Divisions of Cardiology and Thoracic Surgery, and the Division of Pharmaceutics, The Ohio State University, Columbus, OH

* Address reprint requests to Dr. Boudoulas, Division of Cardiology, The Ohio State University Hospitals, 466 W Tenth Ave, Columbus, OH 43210

Thirty consecutive patients undergoing coronary bypass were studied. Oral propranolol therapy was maintained up to 4 to 10 hours before operation. Nineteen of the patients had a history of myocardial infarction (MI), 14 had hypoakinetic areas, and 8 had decreased ejection fraction indicating advanced coronary artery disease.

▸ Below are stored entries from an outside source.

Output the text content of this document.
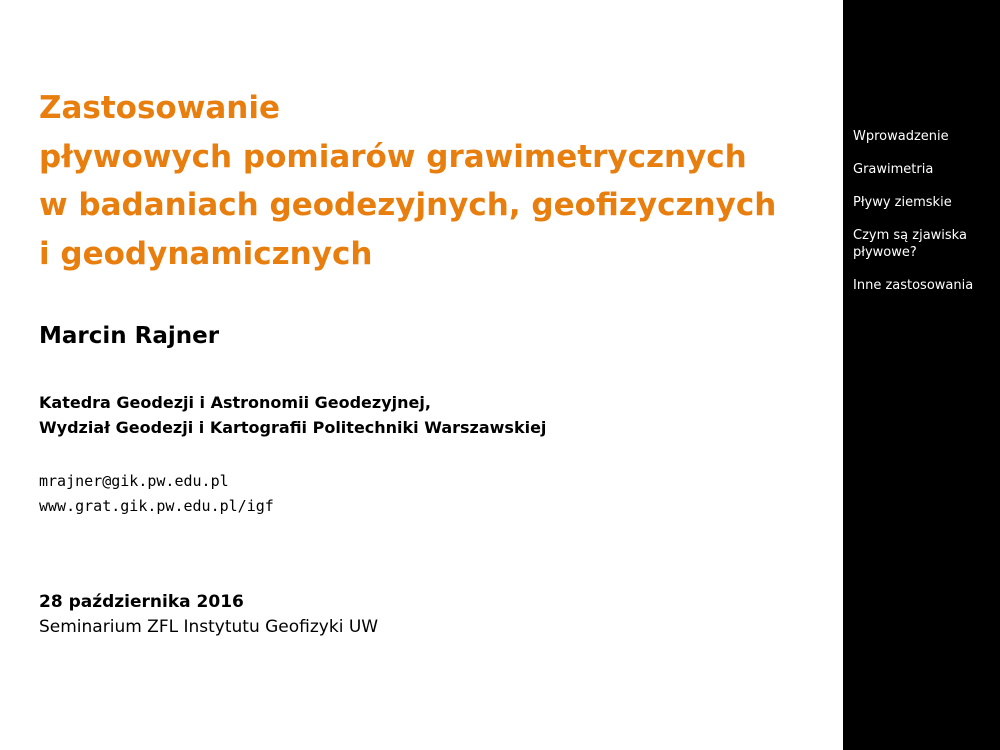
Zastosowanie
pływowych pomiarów grawimetrycznych
w badaniach geodezyjnych, geofizycznych
i geodynamicznych
Marcin Rajner
Katedra Geodezji i Astronomii Geodezyjnej,
Wydział Geodezji i Kartografii Politechniki Warszawskiej
mrajner@gik.pw.edu.pl
www.grat.gik.pw.edu.pl/igf
28 października 2016
Seminarium ZFL Instytutu Geofizyki UW
Wprowadzenie
Grawimetria
Pływy ziemskie
Czym są zjawiska pływowe?
Inne zastosowania
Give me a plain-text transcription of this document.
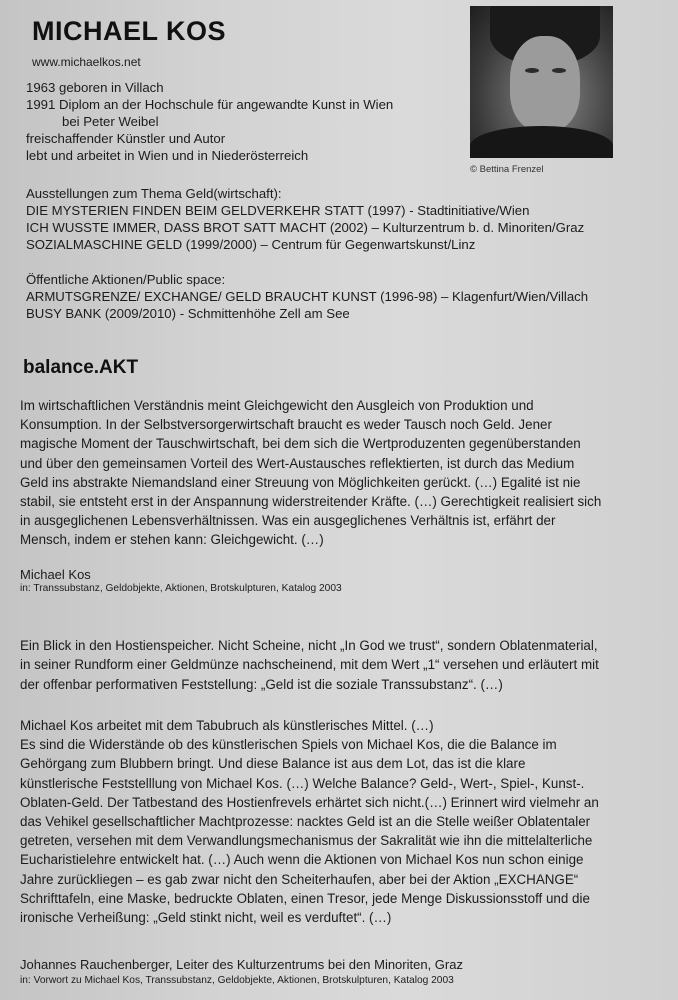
MICHAEL KOS
www.michaelkos.net
1963 geboren in Villach
1991 Diplom an der Hochschule für angewandte Kunst in Wien
bei Peter Weibel
freischaffender Künstler und Autor
lebt und arbeitet in Wien und in Niederösterreich
© Bettina Frenzel
Ausstellungen zum Thema Geld(wirtschaft):
DIE MYSTERIEN FINDEN BEIM GELDVERKEHR STATT (1997) - Stadtinitiative/Wien
ICH WUSSTE IMMER, DASS BROT SATT MACHT (2002) – Kulturzentrum b. d. Minoriten/Graz
SOZIALMASCHINE GELD (1999/2000) – Centrum für Gegenwartskunst/Linz
Öffentliche Aktionen/Public space:
ARMUTSGRENZE/ EXCHANGE/ GELD BRAUCHT KUNST (1996-98) – Klagenfurt/Wien/Villach
BUSY BANK (2009/2010) - Schmittenhöhe Zell am See
balance.AKT
Im wirtschaftlichen Verständnis meint Gleichgewicht den Ausgleich von Produktion und
Konsumption. In der Selbstversorgerwirtschaft braucht es weder Tausch noch Geld. Jener
magische Moment der Tauschwirtschaft, bei dem sich die Wertproduzenten gegenüberstanden
und über den gemeinsamen Vorteil des Wert-Austausches reflektierten, ist durch das Medium
Geld ins abstrakte Niemandsland einer Streuung von Möglichkeiten gerückt. (…) Egalité ist nie
stabil, sie entsteht erst in der Anspannung widerstreitender Kräfte. (…) Gerechtigkeit realisiert sich
in ausgeglichenen Lebensverhältnissen. Was ein ausgeglichenes Verhältnis ist, erfährt der
Mensch, indem er stehen kann: Gleichgewicht. (…)
Michael Kos
in: Transsubstanz, Geldobjekte, Aktionen, Brotskulpturen, Katalog 2003
Ein Blick in den Hostienspeicher. Nicht Scheine, nicht „In God we trust“, sondern Oblatenmaterial,
in seiner Rundform einer Geldmünze nachscheinend, mit dem Wert „1“ versehen und erläutert mit
der offenbar performativen Feststellung: „Geld ist die soziale Transsubstanz“. (…)
Michael Kos arbeitet mit dem Tabubruch als künstlerisches Mittel. (…)
Es sind die Widerstände ob des künstlerischen Spiels von Michael Kos, die die Balance im
Gehörgang zum Blubbern bringt. Und diese Balance ist aus dem Lot, das ist die klare
künstlerische Feststelllung von Michael Kos. (…) Welche Balance? Geld-, Wert-, Spiel-, Kunst-.
Oblaten-Geld. Der Tatbestand des Hostienfrevels erhärtet sich nicht.(…) Erinnert wird vielmehr an
das Vehikel gesellschaftlicher Machtprozesse: nacktes Geld ist an die Stelle weißer Oblatentaler
getreten, versehen mit dem Verwandlungsmechanismus der Sakralität wie ihn die mittelalterliche
Eucharistielehre entwickelt hat. (…) Auch wenn die Aktionen von Michael Kos nun schon einige
Jahre zurückliegen – es gab zwar nicht den Scheiterhaufen, aber bei der Aktion „EXCHANGE“
Schrifttafeln, eine Maske, bedruckte Oblaten, einen Tresor, jede Menge Diskussionsstoff und die
ironische Verheißung: „Geld stinkt nicht, weil es verduftet“. (…)
Johannes Rauchenberger, Leiter des Kulturzentrums bei den Minoriten, Graz
in: Vorwort zu Michael Kos, Transsubstanz, Geldobjekte, Aktionen, Brotskulpturen, Katalog 2003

Twenty-four-hour urinary epinephrine and norepinephrine obtained the day before operation were markedly increased at 136 ± 12 µg per 24 hours (normal, 39 ± 4 µg, p < 0.01). There were 4 perioperative MIs (13%) and no deaths. Plasma propranolol 1 hour before operation was 43.3 ± 8 ng per milliliter, indicating good beta blockade. Propranolol was started within 24 hours postoperatively. There were no preoperative, intraoperative, or postoperative complications related to propranolol therapy. We conclude that because of markedly increased adrenergic tone the day before operation and transient hypersensitivity to adrenergic stimulation after withdrawal of propranolol, this agent should be continued through coronary bypass operation.